Mexico City, Mexico, Mar 26, 2006 / 22:00 pm
The Mexican branch of the pro-abortion group “Catholics for a Free Choice” (CFFC) presented the Spanish version of the book, “Our Right to Choose: Toward a New Ethic of Abortion,” in Mexico City last week, in a ceremony attended by various leaders of the movement to legalize abortion in Latin America.
The author, Beverly Wildung Harrison, who wrote the book in English in 1983, attended the event, along with Frances Kissling, the founder of “Catholics for a Free Choice.” Chery White, professor at the Methodist seminary of Mexico, Maria Van Doren, a missionary nun of the Sisters of the Immaculate Heart of Mary, and Maria Consuelo Mejia, director of CFFC in Mexico, were likewise all in attendance.
During the event, Mejia said the book was a fundamental component of the feminist strategy to legalize abortion, which she called “a social good.” “Power today is in the hands of women, and therefore the outlook for Latin America is hopeful” for the legalization of abortion, she said.
Mejia also called Christian tradition "insufficient, because throughout the centuries it has denied women the right to choose regarding procreation.”
“The right to choose regarding procreation is indispensable for there to be a truly moral society. This right of women to choose, including access to abortion, is an indispensable good for the building of a more equitable, free and just society, to be able to exercise reproductive power as a social good utilized in their benefit and not as a biological accident,” Mejia added.

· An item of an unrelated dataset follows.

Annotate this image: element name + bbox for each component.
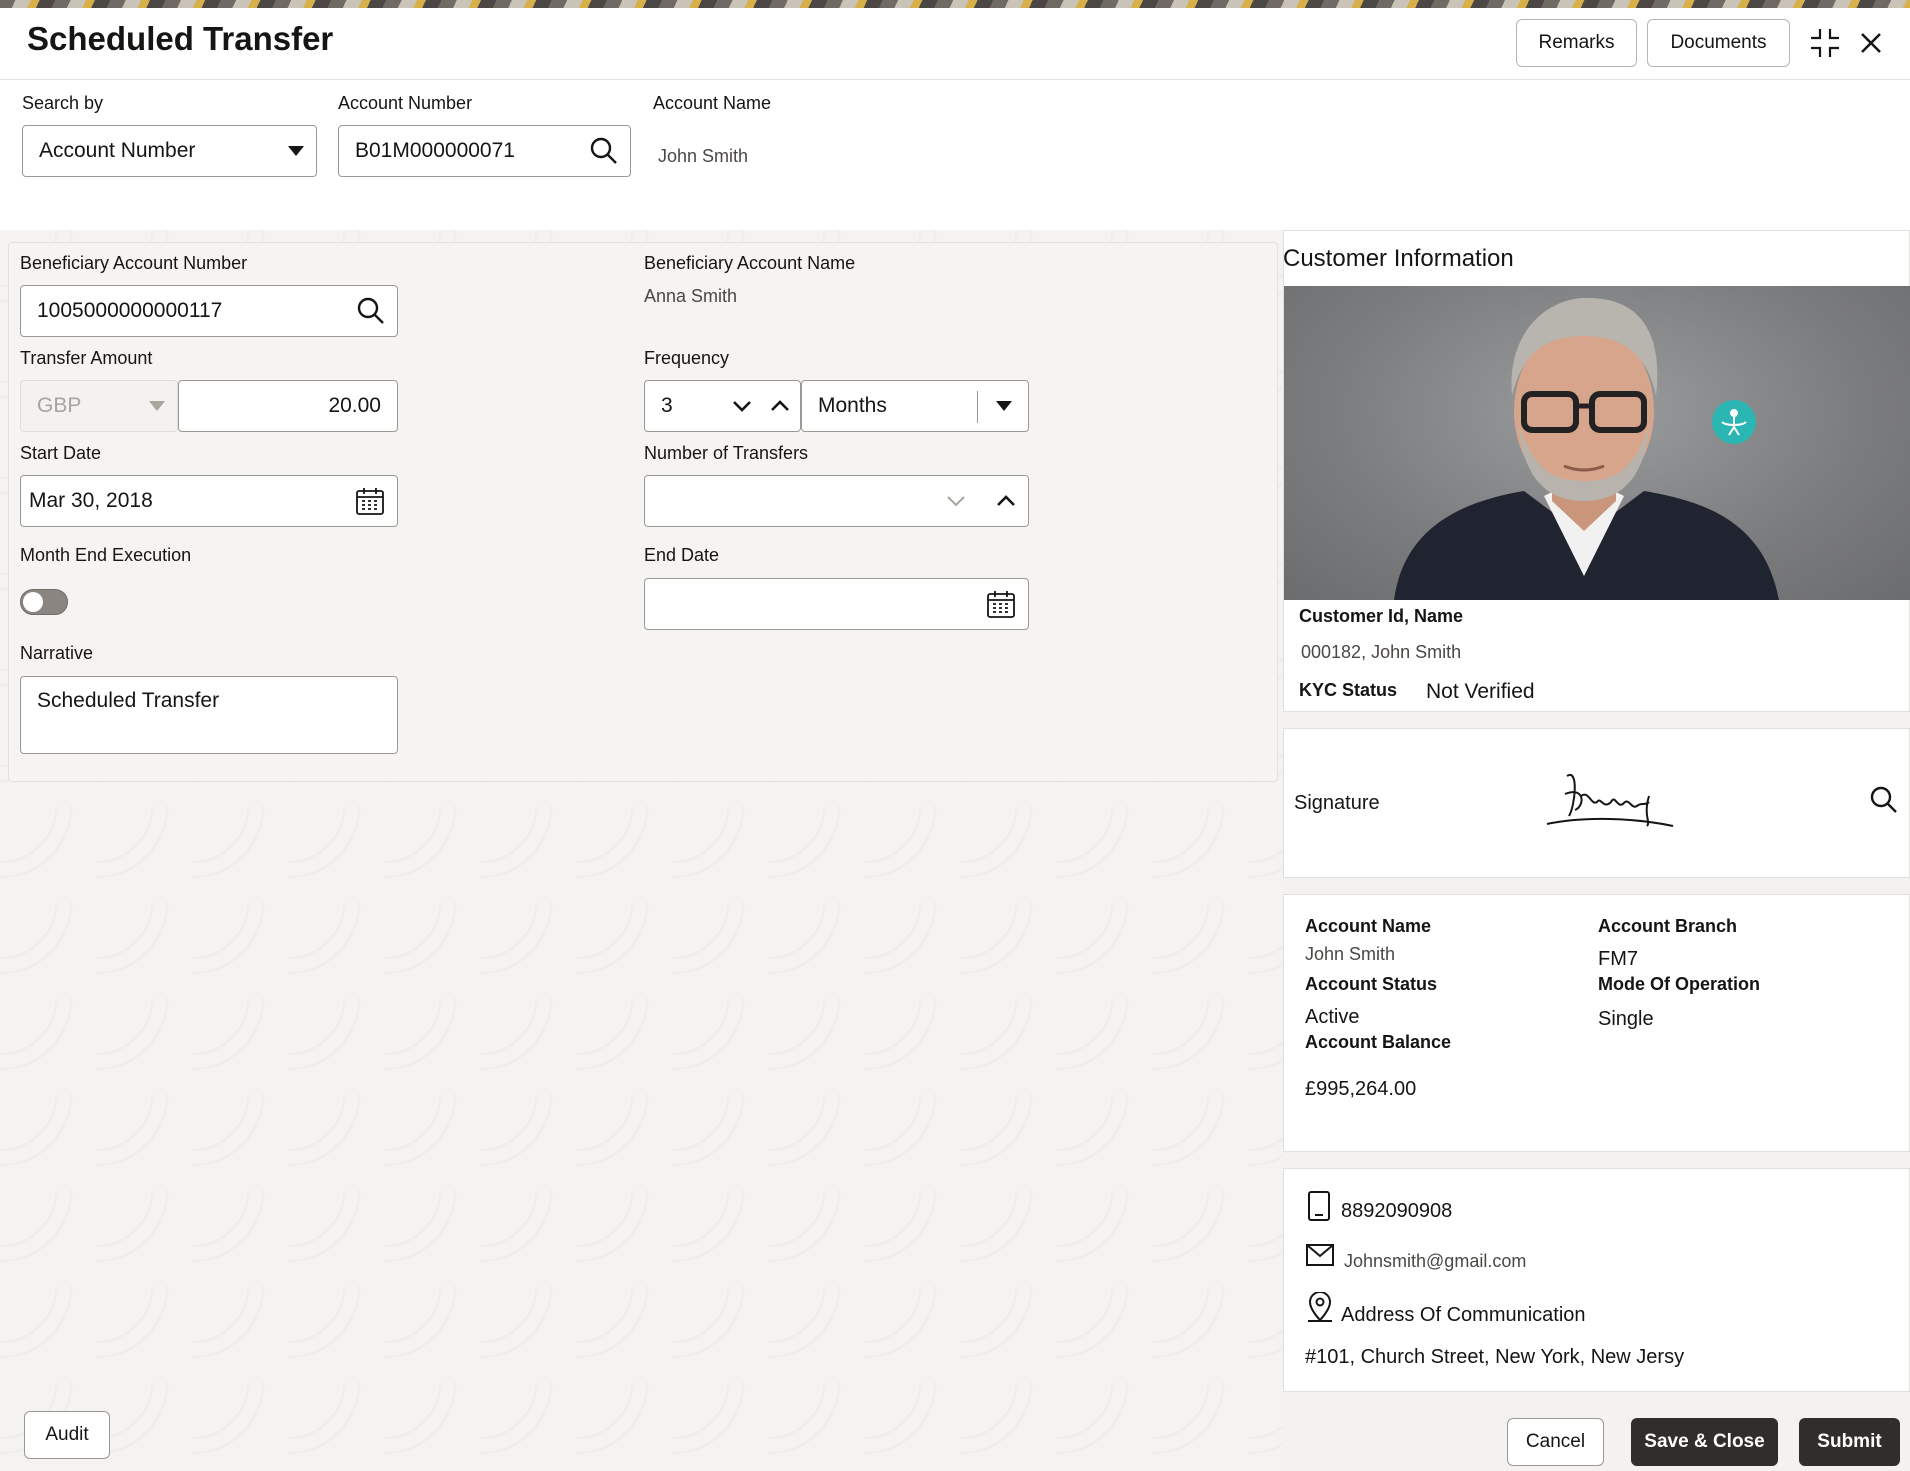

“No society can be considered moral if it does not foster and spread the right to decide about reproduction,” she said.
During her remarks, Frances Kissling said it was essential “to speak of a Christian ethic of abortion, it’s time for women to write the four gospels; because Christian conservative tradition is become stronger and is silencing the debate.”
Maria Van Doren, who is a Sister of the Immaculate Heart of Mary, called herself a collaborator to CFFC. “It’s possible to give another theological explication to these issues in order to remove the sense of guilt from abortion, because it is not murder and it is not true that women who accept it have no conscience,” she said.
“The book,” she continued, “emphasizes that sexuality should not necessarily lead to procreation, and that having a family is not a divine mandate. The Bible with all its myths cannot give a theological argument.” “Women should have the right to decide about the fetus, without any absolute parameters,” Van Doren said.